According to a recent study of Southern California college students, an increasing number of young men are adopting the lilting rise at the end of sentences that’s more typically associated with young women, with "Valley girl" referring to the San Fernando Valley of Los Angeles and environs. University of California San Diego linguist Amanda Ritchart will present her findings at the annual meeting of the Acoustical Society of America, held this week in San Francisco.
"We believe that uptalk is becoming more prevalent and systematic in its use for the younger generations in Southern California," Ritchart said in a statement.
Ritchart and her colleagues recorded the speech of about 24 native Southern Californians -- half men, half women -- while they read directions from a map or described what happened in a clip from a TV show. Both men and women tended to raise the pitch of their voice at the ends of sentences (what linguists more formally refer to as a “high rising terminal,” or HRT).
"We found use of uptalk in all of our speakers, despite their diverse backgrounds, socioeconomic status, ethnicity, bilingualism and gender,” Ritchart said.
The team’s research also highlights the innate understanding that natives in the land of the Valley Girls have of "uptalk."
"Our study busts the stereotype associated with uptalk that those who speak uptalk actually ask questions instead of make statements,” Ritchart’s coauthor, Amalia Arvaniti, said in a statement. "Native Southern California speakers know the difference based on the exact location of the rise start, and the extent to which pitch changes in the rise."
But while uptalk is commonly associated with Southern California, its true origins may be slightly more global.
In the 1990s, commentators in the U.K. blamed the rise of uptalk among English teenagers on that most insidious of forces: Australian soap operas. And it turns out that a “high-rising intonation in statements” has been noticed by researchers Down Under since the mid-1960s. University of Western Australia linguist Penny Lee told the Guardian in 2001 that one of the earliest mentions of uptalk in the literature was in an interview in 1965, when it was marked as an aberration. Uptalk also appears in linguistic journals in Australia and New Zealand starting in the 1980s, according to Lee.

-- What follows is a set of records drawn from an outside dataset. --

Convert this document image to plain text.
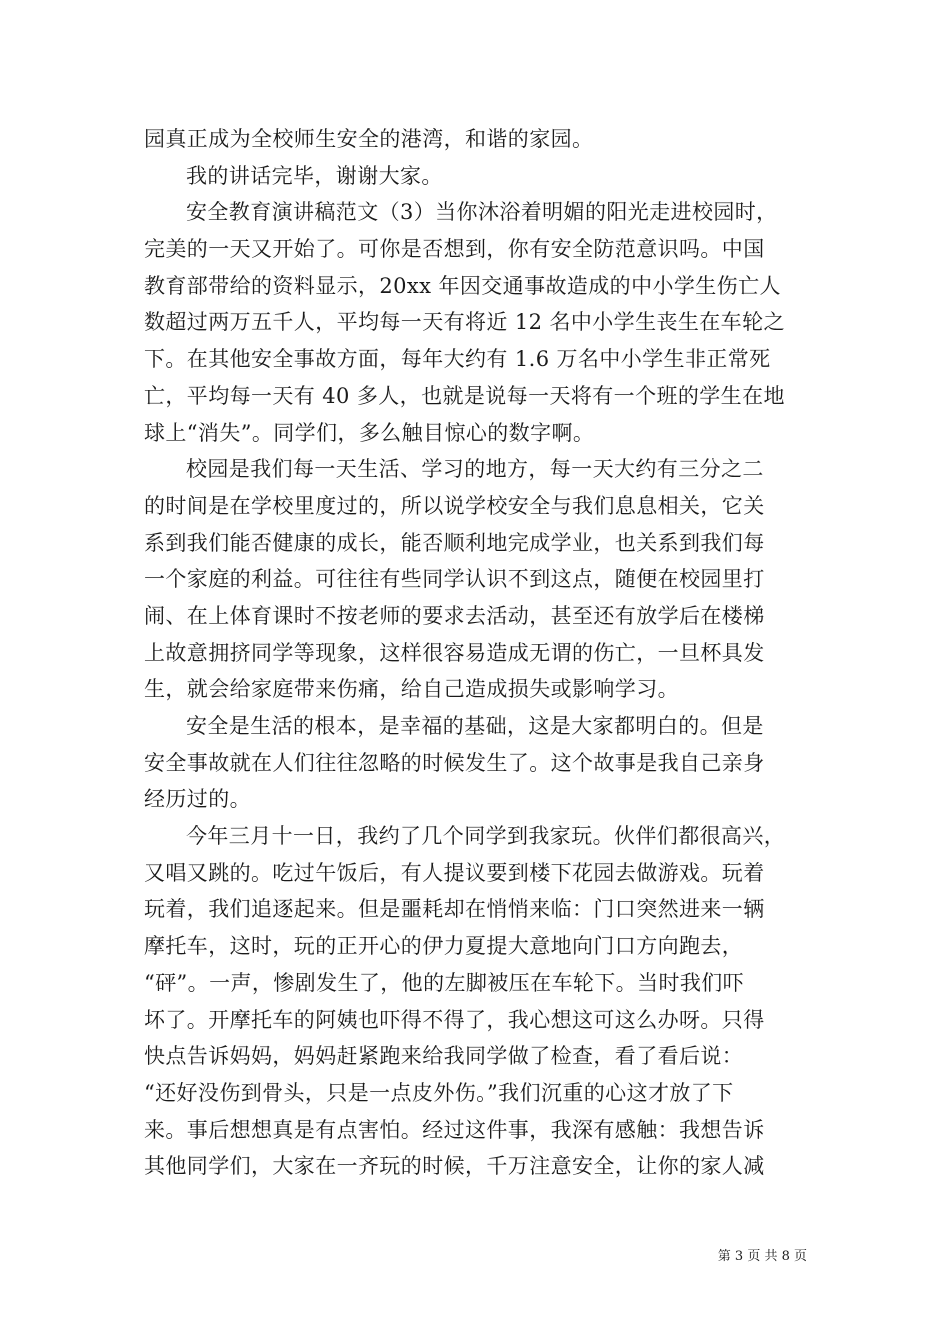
园真正成为全校师生安全的港湾，和谐的家园。
我的讲话完毕，谢谢大家。
安全教育演讲稿范文（3）当你沐浴着明媚的阳光走进校园时，
完美的一天又开始了。可你是否想到，你有安全防范意识吗。中国
教育部带给的资料显示，20xx 年因交通事故造成的中小学生伤亡人
数超过两万五千人，平均每一天有将近 12 名中小学生丧生在车轮之
下。在其他安全事故方面，每年大约有 1.6 万名中小学生非正常死
亡，平均每一天有 40 多人，也就是说每一天将有一个班的学生在地
球上“消失”。同学们，多么触目惊心的数字啊。
校园是我们每一天生活、学习的地方，每一天大约有三分之二
的时间是在学校里度过的，所以说学校安全与我们息息相关，它关
系到我们能否健康的成长，能否顺利地完成学业，也关系到我们每
一个家庭的利益。可往往有些同学认识不到这点，随便在校园里打
闹、在上体育课时不按老师的要求去活动，甚至还有放学后在楼梯
上故意拥挤同学等现象，这样很容易造成无谓的伤亡，一旦杯具发
生，就会给家庭带来伤痛，给自己造成损失或影响学习。
安全是生活的根本，是幸福的基础，这是大家都明白的。但是
安全事故就在人们往往忽略的时候发生了。这个故事是我自己亲身
经历过的。
今年三月十一日，我约了几个同学到我家玩。伙伴们都很高兴，
又唱又跳的。吃过午饭后，有人提议要到楼下花园去做游戏。玩着
玩着，我们追逐起来。但是噩耗却在悄悄来临：门口突然进来一辆
摩托车，这时，玩的正开心的伊力夏提大意地向门口方向跑去，
“砰”。一声，惨剧发生了，他的左脚被压在车轮下。当时我们吓
坏了。开摩托车的阿姨也吓得不得了，我心想这可这么办呀。只得
快点告诉妈妈，妈妈赶紧跑来给我同学做了检查，看了看后说：
“还好没伤到骨头，只是一点皮外伤。”我们沉重的心这才放了下
来。事后想想真是有点害怕。经过这件事，我深有感触：我想告诉
其他同学们，大家在一齐玩的时候，千万注意安全，让你的家人减
第 3 页 共 8 页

Furthermore, despite the popular portrayal of uptalk as the hallmark of an insecure ditz, the HRT has been on the rise in demographics aside from the mall-rat crowd for decades. Linguist Mark Liberman noted in 2005 that then-President George W. Bush was lilting the ends of his sentences more often than usual in speeches.
In fact, uptalk may actually be a way to assert oneself; the late British linguist David Brazil theorized that “rise tones” were a way for a person to “hold the floor” by pressuring listeners to respond to their voice. A 2005 study from Hong Kong Polytechnic University researchers Winnie Cheng and Martin Warren found that in business meetings and conversations between academic advisors and advisees, the person in the higher position of power used “rise tones” much more often.
“So maybe the problem with ‘Valley Girls’ and other youth of the past couple of decades is really that they're, like, totally self-confident and socially aggressive?” Liberman wrote. “You know?”